Although there is still a healthy labor market, the number of job vacancies in the United States decreased by the highest in almost 2-1/2 years in August. It indicates that the Fed’s efforts to slow the economy by raising interest rates are having the desired effect.
“The Fed will welcome this apparent decline in excess demand for labor in the hope that it eases wage pressures,” said Conrad DeQuadros, senior economic advisor at Brean Capital in New York.
The number of available jobs decreased, and the unemployment rate rose from 3.5% in July to 3.7%. The job-worker gap decreased from 3.4% in July to 2.5% of the labor force, or 4.0 million people, which might slow wage increases.

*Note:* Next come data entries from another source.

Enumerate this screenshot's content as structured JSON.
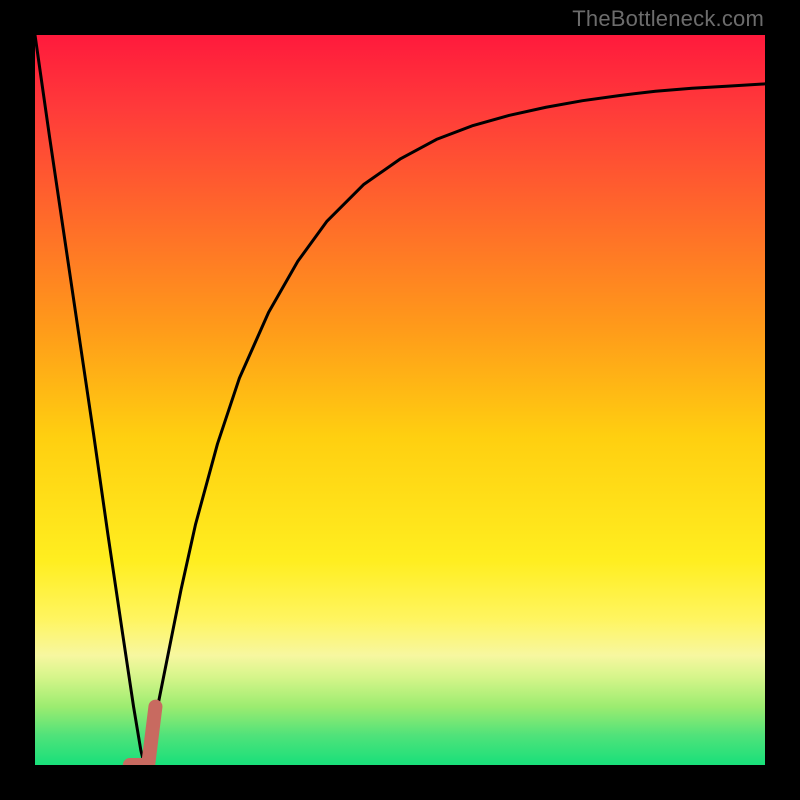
{
  "watermark": "TheBottleneck.com",
  "chart_data": {
    "type": "line",
    "title": "",
    "xlabel": "",
    "ylabel": "",
    "xlim": [
      0,
      100
    ],
    "ylim": [
      0,
      100
    ],
    "background": {
      "gradient_stops": [
        {
          "pos": 0.0,
          "color": "#ff1a3c"
        },
        {
          "pos": 0.1,
          "color": "#ff3a3a"
        },
        {
          "pos": 0.25,
          "color": "#ff6a2a"
        },
        {
          "pos": 0.4,
          "color": "#ff9a1a"
        },
        {
          "pos": 0.55,
          "color": "#ffcf10"
        },
        {
          "pos": 0.72,
          "color": "#ffee20"
        },
        {
          "pos": 0.8,
          "color": "#fff560"
        },
        {
          "pos": 0.85,
          "color": "#f7f7a0"
        },
        {
          "pos": 0.88,
          "color": "#d5f58a"
        },
        {
          "pos": 0.92,
          "color": "#9cec70"
        },
        {
          "pos": 0.96,
          "color": "#4fe27a"
        },
        {
          "pos": 1.0,
          "color": "#18e07a"
        }
      ]
    },
    "series": [
      {
        "name": "bottleneck-curve",
        "color": "#000000",
        "x": [
          0.0,
          2.0,
          4.0,
          6.0,
          8.0,
          10.0,
          12.0,
          13.5,
          14.5,
          15.0,
          16.0,
          18.0,
          20.0,
          22.0,
          25.0,
          28.0,
          32.0,
          36.0,
          40.0,
          45.0,
          50.0,
          55.0,
          60.0,
          65.0,
          70.0,
          75.0,
          80.0,
          85.0,
          90.0,
          95.0,
          100.0
        ],
        "y": [
          100.0,
          86.0,
          72.5,
          59.0,
          45.5,
          31.5,
          18.0,
          8.0,
          2.0,
          0.0,
          4.0,
          14.0,
          24.0,
          33.0,
          44.0,
          53.0,
          62.0,
          69.0,
          74.5,
          79.5,
          83.0,
          85.7,
          87.6,
          89.0,
          90.1,
          91.0,
          91.7,
          92.3,
          92.7,
          93.0,
          93.3
        ]
      }
    ],
    "marker": {
      "name": "highlight-segment",
      "color": "#c86a60",
      "points": [
        {
          "x": 13.0,
          "y": 0.0
        },
        {
          "x": 15.5,
          "y": 0.0
        },
        {
          "x": 16.5,
          "y": 8.0
        }
      ],
      "width": 14
    }
  }
}
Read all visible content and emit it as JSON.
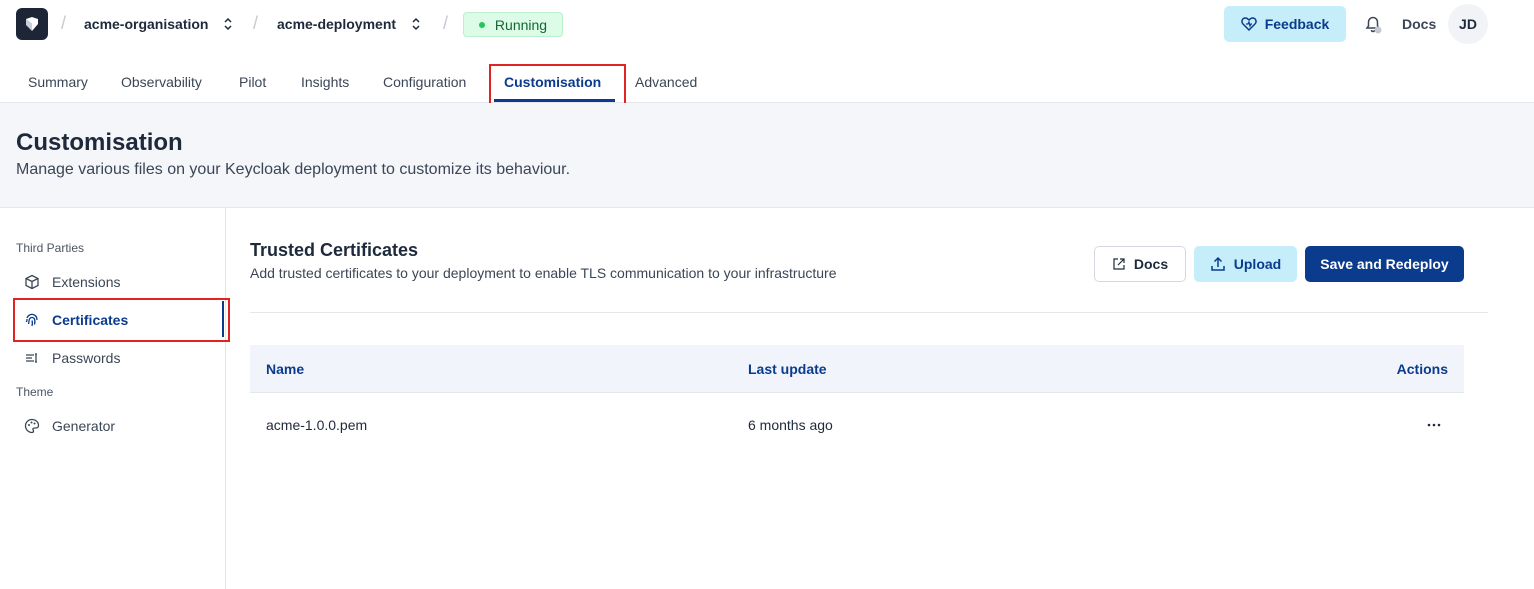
{
  "topbar": {
    "organisation": "acme-organisation",
    "deployment": "acme-deployment",
    "status": "Running",
    "feedback_label": "Feedback",
    "docs_label": "Docs",
    "avatar_initials": "JD"
  },
  "tabs": [
    {
      "label": "Summary"
    },
    {
      "label": "Observability"
    },
    {
      "label": "Pilot"
    },
    {
      "label": "Insights"
    },
    {
      "label": "Configuration"
    },
    {
      "label": "Customisation",
      "active": true
    },
    {
      "label": "Advanced"
    }
  ],
  "header": {
    "title": "Customisation",
    "subtitle": "Manage various files on your Keycloak deployment to customize its behaviour."
  },
  "sidebar": {
    "sections": [
      {
        "label": "Third Parties"
      },
      {
        "label": "Theme"
      }
    ],
    "items": [
      {
        "label": "Extensions",
        "icon": "cube-icon"
      },
      {
        "label": "Certificates",
        "icon": "fingerprint-icon",
        "active": true
      },
      {
        "label": "Passwords",
        "icon": "text-cursor-icon"
      },
      {
        "label": "Generator",
        "icon": "palette-icon"
      }
    ]
  },
  "content": {
    "title": "Trusted Certificates",
    "subtitle": "Add trusted certificates to your deployment to enable TLS communication to your infrastructure",
    "docs_label": "Docs",
    "upload_label": "Upload",
    "save_label": "Save and Redeploy"
  },
  "table": {
    "headers": [
      "Name",
      "Last update",
      "Actions"
    ],
    "rows": [
      {
        "name": "acme-1.0.0.pem",
        "last_update": "6 months ago"
      }
    ]
  },
  "colors": {
    "primary": "#0b3b8c",
    "accent_light": "#c5eefa",
    "status_bg": "#dcfce7",
    "highlight": "#e02424"
  }
}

The Reserve Bank of Australia stunned the markets by raising interest rates by 25 basis points, less than what markets had anticipated. Its cash rate reached a nine-year high following six rate increases during a tightening cycle that other central banks are also experiencing.
“The RBA is the first major central bank to recognize that now is the time to slow down after aggressively raising rates this year,” said Anthony Saglimbeni, chief market strategist at Ameriprise Financial in Troy, Michigan.
“There’s hope that the Federal Reserve will say the same thing sometime in the fourth quarter. Not stop raising interest rates, but just slow the pace,” he said. “That’s what the market’s rallying on below the surface.”
A less aggressive Fed would be the beginning and end of the E-mini Nasdaq-100 (NQ) bear market.
The dollar saw its longest losing streak against a basket of currencies since August 2021 as investors started to price in the potential that tighter lending conditions could cause the Federal Reserve to act more cautiously. The monthly US jobs report, released on Friday, is a key piece of information that will show whether rate hikes have started to hurt the economy.